1963’te kabul edilen sözkonusu protokole taraf ülkelerden biri de Türkiye…
Yani mahkemenin alacağı karara uyacağını Ankara kabul etmiş durumda…
AİHS 4 no’lu protokolünün birinci maddesine tıpatıp benzeyen bir madde de BM Siyasi ve Medeni Haklar Uluslararası Sözleşmesi’nde var.
“Borç nedeniyle hapis yasağı” başlığını taşıyan 11’inci maddesi şunu söylüyor:
“Hiç kimse sırf sözleşmeden doğan yükümlülüklerini yerine getiremediği gerekçesiyle hapsedilemez.”
Sözkonusu sözleşmenin yürürlük tarihi 1976…
**
Bu uluslararası metinler ve TC yurttaşı Hilmi D.’nin AİHM’de açtığı davanın ülkemizde sayıları giderek artan “borç mahkumları”na nasıl bir etkisi olacak, belli değil…
Uzman hukukçular, söz konusu uluslararası metinler ve AİHM’de açılan dava konusunda ‘sap ile saman karışmasın’ uyarısında bulunuyor.
Zira KKTC mahkemelerinin verdiği hapis cezası kararları doğrudan ‘borcunu ödeyememek’ten değil, ‘borcu ödeme emri evren mahkeme kararını uygulamamak’tan kaynaklanıyor!..
Yani borçlular ‘mahkeme kararına uymadıkları’ için, bir sonraki aşamada mahkeme tarafından hapse gönderiliyorlar.
Dolayısıyla BM ve AİHM metinlerinde yer verilen “Kimse borcundan dolayı hapse gönderilemez” maddesi, doğrudan bu tür kararları etkilemiyor.
Söz konusu maddenin uluslararası hukukta yer bulmasının gerekçesi ise çok açık ve mantıklı:
Eğer siz borcu olan bir kişiyi hapse sokarsanız, borcunu ödemesine yardımcı olamazsınız.
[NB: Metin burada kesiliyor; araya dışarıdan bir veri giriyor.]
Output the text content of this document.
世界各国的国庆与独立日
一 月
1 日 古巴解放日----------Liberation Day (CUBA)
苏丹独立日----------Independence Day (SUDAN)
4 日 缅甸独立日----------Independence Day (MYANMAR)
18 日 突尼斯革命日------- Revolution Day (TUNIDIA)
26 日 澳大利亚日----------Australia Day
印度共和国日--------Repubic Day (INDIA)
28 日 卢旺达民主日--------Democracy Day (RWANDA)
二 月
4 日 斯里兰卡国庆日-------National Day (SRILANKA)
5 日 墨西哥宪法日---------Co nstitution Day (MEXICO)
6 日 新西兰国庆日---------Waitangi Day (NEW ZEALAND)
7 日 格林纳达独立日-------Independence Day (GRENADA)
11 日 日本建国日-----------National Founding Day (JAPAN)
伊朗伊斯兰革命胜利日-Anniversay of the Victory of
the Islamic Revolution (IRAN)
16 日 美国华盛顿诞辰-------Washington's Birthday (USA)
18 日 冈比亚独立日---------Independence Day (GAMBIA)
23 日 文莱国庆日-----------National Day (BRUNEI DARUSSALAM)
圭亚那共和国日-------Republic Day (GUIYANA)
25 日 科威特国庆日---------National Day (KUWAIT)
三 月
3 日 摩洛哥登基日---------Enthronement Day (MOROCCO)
Hapisteyken para kazanma şansı olmadığına göre, bu durum ‘davacı’ durumundaki alacaklının lehine de olmaz. Dolayısıyla borçlunun hapse gönderilmesi kimsenin işine yaramaz.
Bununla birlikte, hukukçular mahkeme kararlarına riayet etmemenin de hukuk devletlerinde kabul edilemez olduğuna vurgu yapıyor.
Ancak TV yurttaşı Hilmi D’nin açtığı davada AİHM’in ‘geniş bir yorum’ yapması ve başvuru sahibini haklı bulması halinde, KKTC’de de borçlularla ilgili mahkeme kararlarının bundan etkileneceğine dikkat çekiliyor.